The left plot shows the correlation between inequity categories in CTM tasks, illustrating how different inequity-modified queries resulted in similar trial rankings or selections by the models. The right plot shows the correlation between inequity categories in MQA tasks, displaying how often different inequity-modified queries led to the same answers or error patterns. These heatmaps help analyze how inequities across categories are interconnected, impacting model fairness.
Other factors, such as low income and Black, demonstrated moderate correlations (0.25), pointing to shared inequities between economic disadvantage and racial categories. Conversely, correlations between Hispanic and low income resulted in a negative correlation (-0.26), highlighting disparities in how the model treats these categories. The unemployed and Mixed Race categories showed a weaker positive correlation of 0.2, indicating less interconnection between these inequities compared to others.
In the MQA task (Fig. 4, right), similar trends were observed. Strong correlations were found between race and SDOH factors. The unemployed group was closely related to the disability category, with correlation values exceeding 0.17. This implies that inequities in SDOH factors significantly align with racial inequities, further entrenching model biases when answering medical questions.
Interestingly, the low income category showed negative correlations with all other categories. This suggests that, in this particular task, the model treats low income as a distinct factor not strongly linked to other SDOH factors or demographic attributes. One possible explanation is that the task might focus more on clinical or health-related issues, and SDOH factors like income level may not be as directly relevant. Consequently, the model pays less attention to low-income as a critical feature in this context, leading to these lower correlations.
Inequity mitigation in CTM
We evaluated the effectiveness of the EquityGuard framework in mitigating inequities in LLMs for the CTM task by analyzing model performance across race, sex, and SDOH factors. The models assessed were LLaMA3 8B, Mistral v0.3, both with and without the application of EquityGuard (denoted as w/ EquityGuard and w/o EquityGuard, respectively). GPT-4 was compared as a baseline model.

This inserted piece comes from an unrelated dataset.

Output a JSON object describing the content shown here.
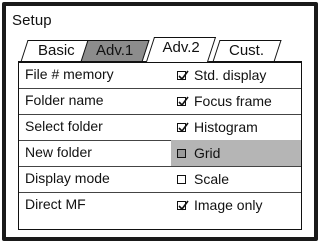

Tables 1 and 2 present the NDCG@10 scores across different race and sex categories. Models trained with EquityGuard exhibited more uniform performance across race and sex compared to their counterparts without EquityGuard. For instance, LLaMA3 8B w/ EquityGuard maintained NDCG@10 scores around 70% across all categories, whereas LLaMA3 8B w/o EquityGuard showed greater variability, with scores ranging from 67.7% (Native American) to 72.6% (Asian). The performance disparities between these groups indicate inequities in models without EquityGuard.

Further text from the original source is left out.